In many centres, mycetoma patients are placed at the end of the surgical list, on separate lists, or in septic surgical theatres. Commonly, the standard recommended time to achieve sterilization of the instruments is exceeded and the drapes and towels are destroyed for the fear of hospital cross infection. However, there is no evidence to support this practice, and the medical literature has not citied any reports of mycetoma due to hospital cross infection. Furthermore, the causative organisms are weak and can easily be eliminated by the standard sterilization techniques. In experimental animals, it was difficult to reproduce mycetoma granuloma by inoculation of the causative organisms; however, this was partially successful in immune-compromised mice and after the addition of an adjuvant to distract the host immune system in immune-competent mice [37].
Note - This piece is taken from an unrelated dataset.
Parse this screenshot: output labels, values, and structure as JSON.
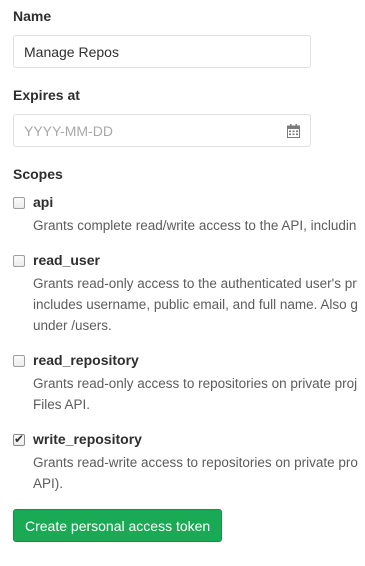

In conclusion, surgical intervention is an integral and rewarding component in the management of mycetoma (Fig 7). It facilitates the diagnosis and treatment of the disease. However, it should be performed in a suitably equipped surgical facility under experienced anaesthetic, surgical, and nursing personnel. The surgical procedure should be meticulously performed to reduce complications and achieve an optimal treatment outcome.

Key Learning Points

  • Surgical intervention is an integral part of mycetoma management.
  • Local anaesthesia is contraindicated in mycetoma surgery.
  • Bloodless surgical fields and meticulous surgical techniques are essential for good treatment outcomes.
  • Surgery should be conducted in a suitable, safe surgical environment to reduce its complications.
  • There is no reported mycetoma case due to hospital cross infection.

Top Five Papers

  1. Fahal AH, EL Hassan AM, Mahgoub ES, Rahman ME. (2015) Mycetoma in the Sudan: The Mycetoma Research Centre Update. PLoS Negl Trop Dis. 2015 Mar 27; 9(3):e0003679. doi: 10.1371/journal.pntd.0003679. eCollection 2015 Mar.
  2. Fahal AH, Shaheen S, Jones DH (2014) The orthopaedic aspects of mycetoma. Bone Joint J 96-B: 420–425.
  3. Zein HA, Fahal AH, Mahgoub el S, El Hassan TA, Abdel-Rahman ME (2012) Predictors of cure, amputation and follow-up dropout among patients with mycetoma seen at the Mycetoma Research Centre, University of Khartoum, Sudan. Trans R Soc Trop Med Hyg 106: 639–644.
  4. Fahal AH. Mycetoma in Williams, Bulstrode, O'Connell. (2013) Bailey and Love's Short Practice of Surgery 26E: 26th Edition, Oxford University Press, 2013, pp 64–68.
  5. Welsh O, Vera-Cabrera L, Salinas-Carmona MC. (2013) Current treatment for nocardia infections. Expert Opin Pharmacother. Dec;14(17):2387–98. doi: 10.1517/14656566.2013.842553.